The supply of food to care homes, schools, hospitals and prisons is at risk unless the government steps in to support struggling wholesalers, the UK chancellor, Rishi Sunak, has been warned.
Trade bodies representing major food companies said the loss of business from the hospitality sector, which has been rocked by the 10pm curfew and limits on household mixing, meant that firms which also serve the public sector could fail.
“Without the income from the commercial sector, the supply of food to institutions such as care homes, prisons, schools and hospitals is at immediate risk,” they told Sunak in a letter seen by the Guardian.
They highlighted items made especially for care homes and hospitals, such as easy-to-swallow foodstuffs for people who have difficulty eating.
“Wholesalers send specialist food to care homes and this cannot be replaced by deliveries from supermarkets,” said the Federation of Wholesale Distributors and the Food and Drink Federation.
“The same supply chain is also essential to the ongoing supply of food to primary and secondary schools for the provision of school meals.”
They urged Sunak to hand out discretionary grants and extend the furlough scheme to wholesalers in areas under tier 2 and 3 restrictions, to avoid supply warehouses closing.
They also want business rates relief to be extended to the wholesale sector.
“The above measures are essential to ensure continuity of critical public sector food and drink supply and the government must introduce them immediately,” they said.
Andrew Selley, chief executive of wholesaler Bidfood, said the industry had not been eligible for support offered to hospitality businesses affected by the government’s tiered system of Covid-19 restrictions.
“Our customers range from Michelin-starred chefs through to high street casual dining, cafes, restaurants, pubs, workplace, travel catering and all of those in areas that have been affected,” he said.
“But we also do schools, universities, care homes, hospices and prisons.

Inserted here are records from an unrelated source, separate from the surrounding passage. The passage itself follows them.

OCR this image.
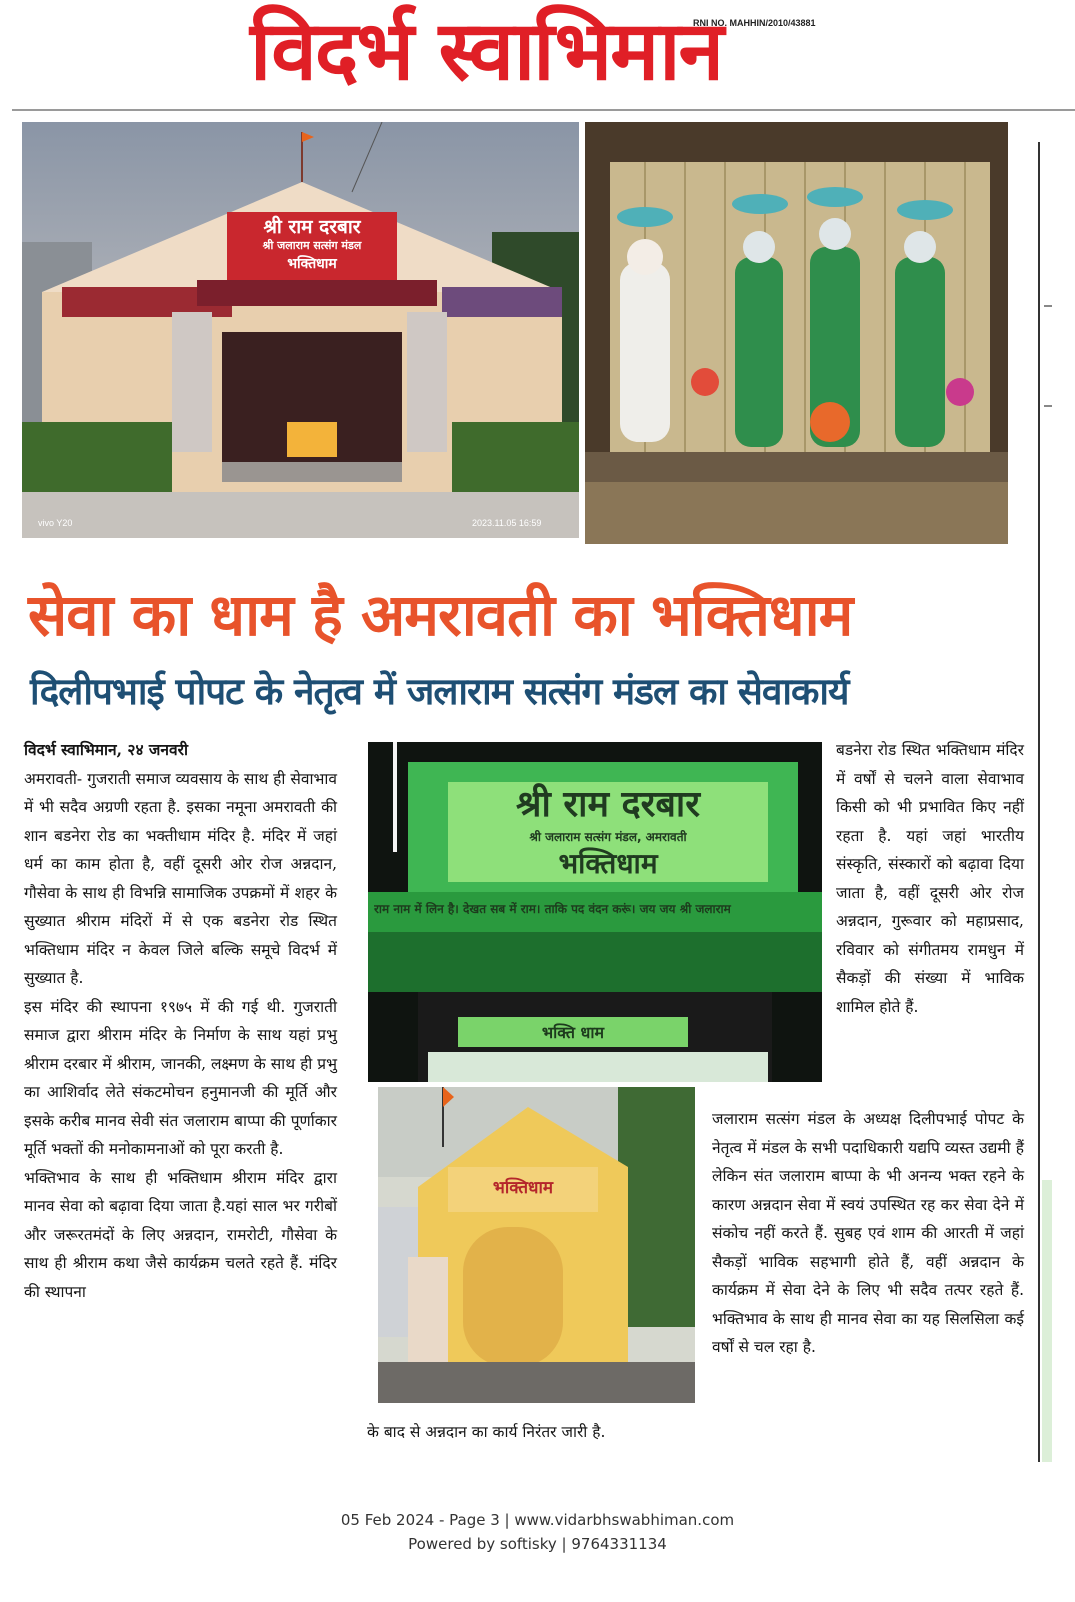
विदर्भ स्वाभिमान
RNI NO. MAHHIN/2010/43881
श्री राम दरबार
श्री जलाराम सत्संग मंडल
भक्तिधाम
vivo Y20	2023.11.05 16:59
सेवा का धाम है अमरावती का भक्तिधाम
दिलीपभाई पोपट के नेतृत्व में जलाराम सत्संग मंडल का सेवाकार्य

विदर्भ स्वाभिमान, २४ जनवरी

अमरावती- गुजराती समाज व्यवसाय के साथ ही सेवाभाव में भी सदैव अग्रणी रहता है. इसका नमूना अमरावती की शान बडनेरा रोड का भक्तीधाम मंदिर है. मंदिर में जहां धर्म का काम होता है, वहीं दूसरी ओर रोज अन्नदान, गौसेवा के साथ ही विभन्नि सामाजिक उपक्रमों में शहर के सुख्यात श्रीराम मंदिरों में से एक बडनेरा रोड स्थित भक्तिधाम मंदिर न केवल जिले बल्कि समूचे विदर्भ में सुख्यात है.

इस मंदिर की स्थापना १९७५ में की गई थी. गुजराती समाज द्वारा श्रीराम मंदिर के निर्माण के साथ यहां प्रभु श्रीराम दरबार में श्रीराम, जानकी, लक्ष्मण के साथ ही प्रभु का आशिर्वाद लेते संकटमोचन हनुमानजी की मूर्ति और इसके करीब मानव सेवी संत जलाराम बाप्पा की पूर्णाकार मूर्ति भक्तों की मनोकामनाओं को पूरा करती है.

भक्तिभाव के साथ ही भक्तिधाम श्रीराम मंदिर द्वारा मानव सेवा को बढ़ावा दिया जाता है.यहां साल भर गरीबों और जरूरतमंदों के लिए अन्नदान, रामरोटी, गौसेवा के साथ ही श्रीराम कथा जैसे कार्यक्रम चलते रहते हैं. मंदिर की स्थापना

श्री राम दरबार
श्री जलाराम सत्संग मंडल, अमरावती
भक्तिधाम
राम नाम में लिन है। देखत सब में राम। ताकि पद वंदन करूं। जय जय श्री जलाराम
भक्ति धाम
भक्तिधाम

के बाद से अन्नदान का कार्य निरंतर जारी है.

बडनेरा रोड स्थित भक्तिधाम मंदिर में वर्षों से चलने वाला सेवाभाव किसी को भी प्रभावित किए नहीं रहता है. यहां जहां भारतीय संस्कृति, संस्कारों को बढ़ावा दिया जाता है, वहीं दूसरी ओर रोज अन्नदान, गुरूवार को महाप्रसाद, रविवार को संगीतमय रामधुन में सैकड़ों की संख्या में भाविक शामिल होते हैं.

जलाराम सत्संग मंडल के अध्यक्ष दिलीपभाई पोपट के नेतृत्व में मंडल के सभी पदाधिकारी यद्यपि व्यस्त उद्यमी हैं लेकिन संत जलाराम बाप्पा के भी अनन्य भक्त रहने के कारण अन्नदान सेवा में स्वयं उपस्थित रह कर सेवा देने में संकोच नहीं करते हैं. सुबह एवं शाम की आरती में जहां सैकड़ों भाविक सहभागी होते हैं, वहीं अन्नदान के कार्यक्रम में सेवा देने के लिए भी सदैव तत्पर रहते हैं. भक्तिभाव के साथ ही मानव सेवा का यह सिलसिला कई वर्षों से चल रहा है.

05 Feb 2024 - Page 3 | www.vidarbhswabhiman.com
Powered by softisky | 9764331134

That varies by wholesaler but it’s about 70% hospitality and 30% public sector. When 70% of your customer base is impacted, your income goes down significantly.
“Whilst we have some variable cost like the number of people picking and delivering, the public sector contracts require delivery to every postcode. There’s a limit to how much cost you can take out.
“Not all of the wholesalers will survive and that means disruption to supply. The thing that’s galling for us is that the wholesale sector and supply chains in general have had no sector-specific support.”
The Treasury is understood to believe that financial packages on offer for some struggling hospitality businesses is, by proxy, support for the supply chain.
A spokesperson for the Treasury said: “We’ve put in place a comprehensive plan to protect, support and create jobs, with more than £200bn of support since March – with particular support for the hospitality sector and it’s [sic] wider supply chain.
“And our winter economy plan will ensure this continues in the difficult weeks and months to come – providing a toolkit of support for all situations.
“Our expanded job support scheme will protect jobs in businesses that are open or closed, we’ve increased grants for firms required to close and are providing additional funding for local authorities and devolved administrations.
“This is alongside existing support measures including extended VAT cuts, businesses rates holidays and our extended loan schemes.”